Monday, January 24, 2011

How Much Should I Spend On Snowboard

Few hours before the show

should only go to sleep instead of writing these ideas without substantiation, that want to support.

is good that my brother comes Business / work. It's good, because we are out of the routine. Makes us happier. My mother loves. They spend hours talking. Leaving the two idols on errands, as if it were the funniest thing in the world.

Then I get irritated. I feel displaced. Without attracting attention. I conclude by saying how much things appear in my mind. With a stupid smile, of course. Why not stand to see me saying what I feel in my face.

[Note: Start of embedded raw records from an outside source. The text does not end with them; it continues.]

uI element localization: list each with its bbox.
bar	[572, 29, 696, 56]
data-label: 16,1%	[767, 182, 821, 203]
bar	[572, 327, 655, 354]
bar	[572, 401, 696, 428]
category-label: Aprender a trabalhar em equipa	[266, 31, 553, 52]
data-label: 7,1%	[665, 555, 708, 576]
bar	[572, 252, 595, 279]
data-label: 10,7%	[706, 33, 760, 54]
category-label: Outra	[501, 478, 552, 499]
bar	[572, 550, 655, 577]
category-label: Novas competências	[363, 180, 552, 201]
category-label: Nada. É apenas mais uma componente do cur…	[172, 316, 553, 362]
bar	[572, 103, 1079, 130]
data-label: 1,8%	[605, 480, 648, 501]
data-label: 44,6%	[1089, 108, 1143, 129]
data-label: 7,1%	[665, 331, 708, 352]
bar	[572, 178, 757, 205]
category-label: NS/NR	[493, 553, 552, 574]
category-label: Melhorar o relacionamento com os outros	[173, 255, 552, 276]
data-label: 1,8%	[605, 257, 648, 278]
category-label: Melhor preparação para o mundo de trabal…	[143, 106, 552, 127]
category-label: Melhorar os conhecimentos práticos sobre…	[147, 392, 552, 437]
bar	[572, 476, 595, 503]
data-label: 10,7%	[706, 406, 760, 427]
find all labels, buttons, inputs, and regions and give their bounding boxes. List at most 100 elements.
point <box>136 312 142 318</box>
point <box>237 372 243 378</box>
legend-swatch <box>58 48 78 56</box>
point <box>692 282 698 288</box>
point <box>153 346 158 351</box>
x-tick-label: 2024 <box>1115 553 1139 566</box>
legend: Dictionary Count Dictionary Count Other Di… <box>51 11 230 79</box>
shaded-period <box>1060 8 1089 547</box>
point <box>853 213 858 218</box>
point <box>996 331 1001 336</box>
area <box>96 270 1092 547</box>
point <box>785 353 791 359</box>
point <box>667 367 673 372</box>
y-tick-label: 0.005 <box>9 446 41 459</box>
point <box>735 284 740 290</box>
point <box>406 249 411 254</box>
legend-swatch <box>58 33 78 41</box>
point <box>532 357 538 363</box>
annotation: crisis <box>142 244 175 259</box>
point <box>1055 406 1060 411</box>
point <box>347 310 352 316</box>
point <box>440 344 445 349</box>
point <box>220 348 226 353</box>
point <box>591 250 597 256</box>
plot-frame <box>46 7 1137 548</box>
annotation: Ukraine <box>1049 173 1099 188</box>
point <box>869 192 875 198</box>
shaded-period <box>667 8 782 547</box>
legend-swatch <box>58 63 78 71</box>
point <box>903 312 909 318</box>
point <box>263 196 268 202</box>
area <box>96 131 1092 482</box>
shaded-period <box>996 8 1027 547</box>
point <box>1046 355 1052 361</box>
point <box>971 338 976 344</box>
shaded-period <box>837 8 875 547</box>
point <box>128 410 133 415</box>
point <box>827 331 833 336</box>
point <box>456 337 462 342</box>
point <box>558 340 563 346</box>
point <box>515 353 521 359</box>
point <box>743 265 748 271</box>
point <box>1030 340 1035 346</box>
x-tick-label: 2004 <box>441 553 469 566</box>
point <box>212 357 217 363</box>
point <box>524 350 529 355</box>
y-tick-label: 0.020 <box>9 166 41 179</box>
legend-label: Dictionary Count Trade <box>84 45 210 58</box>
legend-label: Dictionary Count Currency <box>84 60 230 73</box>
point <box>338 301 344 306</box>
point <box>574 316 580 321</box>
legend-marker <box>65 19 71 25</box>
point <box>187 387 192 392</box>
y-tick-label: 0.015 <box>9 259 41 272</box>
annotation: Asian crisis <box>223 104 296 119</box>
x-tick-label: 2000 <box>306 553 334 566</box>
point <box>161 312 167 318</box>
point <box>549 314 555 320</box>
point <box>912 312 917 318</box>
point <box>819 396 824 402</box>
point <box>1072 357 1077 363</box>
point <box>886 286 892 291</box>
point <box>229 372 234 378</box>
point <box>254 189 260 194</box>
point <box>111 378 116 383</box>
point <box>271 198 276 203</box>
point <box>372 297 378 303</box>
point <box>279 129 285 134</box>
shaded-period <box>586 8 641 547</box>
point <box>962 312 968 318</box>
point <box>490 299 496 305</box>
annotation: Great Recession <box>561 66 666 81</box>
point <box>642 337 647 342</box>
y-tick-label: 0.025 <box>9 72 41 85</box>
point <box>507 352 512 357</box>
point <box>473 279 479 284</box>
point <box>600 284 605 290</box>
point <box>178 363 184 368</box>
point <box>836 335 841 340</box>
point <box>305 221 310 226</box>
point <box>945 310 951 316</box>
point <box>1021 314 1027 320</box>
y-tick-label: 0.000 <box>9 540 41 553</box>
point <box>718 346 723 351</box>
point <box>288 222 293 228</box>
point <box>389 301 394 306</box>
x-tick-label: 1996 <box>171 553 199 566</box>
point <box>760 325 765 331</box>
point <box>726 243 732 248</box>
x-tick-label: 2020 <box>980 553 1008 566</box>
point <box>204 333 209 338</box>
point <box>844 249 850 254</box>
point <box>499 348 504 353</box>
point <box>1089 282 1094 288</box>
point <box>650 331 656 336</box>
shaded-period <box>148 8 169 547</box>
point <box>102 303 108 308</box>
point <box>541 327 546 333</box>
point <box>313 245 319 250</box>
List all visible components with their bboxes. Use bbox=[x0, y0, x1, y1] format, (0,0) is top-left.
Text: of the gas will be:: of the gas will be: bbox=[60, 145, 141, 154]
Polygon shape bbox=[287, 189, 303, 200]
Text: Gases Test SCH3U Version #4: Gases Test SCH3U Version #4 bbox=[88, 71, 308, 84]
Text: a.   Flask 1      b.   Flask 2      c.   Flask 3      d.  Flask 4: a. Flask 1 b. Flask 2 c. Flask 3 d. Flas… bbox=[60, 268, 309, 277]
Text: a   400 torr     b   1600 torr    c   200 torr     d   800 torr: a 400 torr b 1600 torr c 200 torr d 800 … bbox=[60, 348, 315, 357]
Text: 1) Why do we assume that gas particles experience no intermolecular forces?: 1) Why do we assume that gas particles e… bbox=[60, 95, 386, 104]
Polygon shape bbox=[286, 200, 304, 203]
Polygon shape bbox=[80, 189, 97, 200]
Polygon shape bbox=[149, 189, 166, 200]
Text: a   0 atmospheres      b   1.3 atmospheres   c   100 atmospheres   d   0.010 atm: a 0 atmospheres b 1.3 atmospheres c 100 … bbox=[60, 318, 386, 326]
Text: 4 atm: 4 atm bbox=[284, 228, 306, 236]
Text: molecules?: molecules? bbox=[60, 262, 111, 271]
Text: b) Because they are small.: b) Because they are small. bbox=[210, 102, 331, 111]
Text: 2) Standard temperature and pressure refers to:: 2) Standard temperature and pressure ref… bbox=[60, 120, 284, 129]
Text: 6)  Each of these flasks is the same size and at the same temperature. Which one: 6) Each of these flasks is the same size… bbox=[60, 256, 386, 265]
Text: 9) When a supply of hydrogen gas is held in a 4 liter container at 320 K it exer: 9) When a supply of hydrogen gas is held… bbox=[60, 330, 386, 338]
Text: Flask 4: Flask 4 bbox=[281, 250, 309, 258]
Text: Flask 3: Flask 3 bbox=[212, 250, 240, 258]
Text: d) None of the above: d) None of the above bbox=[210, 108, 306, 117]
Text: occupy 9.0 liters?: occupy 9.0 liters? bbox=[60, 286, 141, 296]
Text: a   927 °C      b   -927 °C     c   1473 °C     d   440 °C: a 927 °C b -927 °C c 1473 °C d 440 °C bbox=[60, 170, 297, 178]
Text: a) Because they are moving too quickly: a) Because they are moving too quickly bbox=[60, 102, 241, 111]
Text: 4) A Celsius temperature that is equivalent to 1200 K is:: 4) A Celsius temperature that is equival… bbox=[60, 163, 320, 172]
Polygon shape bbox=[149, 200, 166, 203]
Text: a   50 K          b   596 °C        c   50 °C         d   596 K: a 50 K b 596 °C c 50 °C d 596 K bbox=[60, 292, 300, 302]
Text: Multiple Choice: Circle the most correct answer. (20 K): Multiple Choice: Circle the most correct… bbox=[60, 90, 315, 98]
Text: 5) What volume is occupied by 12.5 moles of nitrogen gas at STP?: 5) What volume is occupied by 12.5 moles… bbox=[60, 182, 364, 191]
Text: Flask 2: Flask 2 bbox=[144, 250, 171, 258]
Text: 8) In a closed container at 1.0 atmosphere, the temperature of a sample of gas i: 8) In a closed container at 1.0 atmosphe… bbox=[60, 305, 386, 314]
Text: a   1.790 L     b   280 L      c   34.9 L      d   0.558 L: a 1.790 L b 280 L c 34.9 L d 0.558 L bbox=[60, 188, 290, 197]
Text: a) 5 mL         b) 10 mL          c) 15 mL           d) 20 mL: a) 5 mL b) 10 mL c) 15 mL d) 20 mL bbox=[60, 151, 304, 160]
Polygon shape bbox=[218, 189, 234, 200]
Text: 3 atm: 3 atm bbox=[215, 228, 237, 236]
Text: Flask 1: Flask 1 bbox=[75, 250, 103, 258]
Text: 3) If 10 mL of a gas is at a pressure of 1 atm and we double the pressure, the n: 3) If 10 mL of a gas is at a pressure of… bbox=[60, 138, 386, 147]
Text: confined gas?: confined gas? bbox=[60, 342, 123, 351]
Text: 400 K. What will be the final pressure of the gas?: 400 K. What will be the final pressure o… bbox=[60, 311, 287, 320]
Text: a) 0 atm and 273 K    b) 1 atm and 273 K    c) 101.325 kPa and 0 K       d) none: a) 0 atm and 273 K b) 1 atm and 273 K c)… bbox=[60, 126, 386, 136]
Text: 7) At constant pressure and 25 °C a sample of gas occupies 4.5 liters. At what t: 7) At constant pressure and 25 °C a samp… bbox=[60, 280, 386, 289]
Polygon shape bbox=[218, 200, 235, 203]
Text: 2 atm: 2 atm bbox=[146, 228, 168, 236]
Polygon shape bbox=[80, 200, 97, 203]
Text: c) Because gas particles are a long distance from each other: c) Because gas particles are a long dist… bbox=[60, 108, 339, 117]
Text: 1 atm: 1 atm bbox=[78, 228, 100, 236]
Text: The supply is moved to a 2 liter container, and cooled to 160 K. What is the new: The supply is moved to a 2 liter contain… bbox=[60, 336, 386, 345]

I feel foolish. Unable to decide or do something. As if I stayed behind the people I know. This happens to me more when he walks around here. Because I looked, and I realize how much you've achieved.
Then he looked at the others. Your dreams, goals and achievements. I look at myself and see achievements meaningless. Because of the teoríaa reality, there is a long way that I can not cross. I feel that accomplishment only to be left behind. Do not even know I want to study. I have fear of failure. A disappointment. Error. I shudder just thinking about it.

had been paying a trip. You'd better sell it. Although it will not have to pay money to use it to my taste. I will use it best to pay whatever study. Because I know I will. I know I could mourn, kicking, feeling frustrated. But it would end. The problem is I do not want to be unhappy with what he does.

more I get frustrated by a friend who is not connected. I know from long, long time. We lived in the same city, but then she was gone. The only contact we have is via the internet. And it has not appeared in days. I'm getting paranoid. I would like to connect. And we talked as usual. Tell these fears both go out when I'm alone and sleep. Tell of the nightmare I had for days, where I saw a slaughter in a mall in our town (and we were fleeing in a car) and only saw the parking garage of dead people, hearing the screams and gunfire , watching the shadows reflected who fell to the ground. We chased ...
Seriously, she should buy a damn cell phone, or give me a phone number where you can contact.

A couple of hours, and will I know my rating in a certificate of English. I know that I went but I'd at least get a B +, but is much trust. ~





There are times when you would like to sew a pair of wings on his back. Fly, very, very high. Feel the breeze in the air. And then disappear into the infinite sky. A nice thought before going to sleep.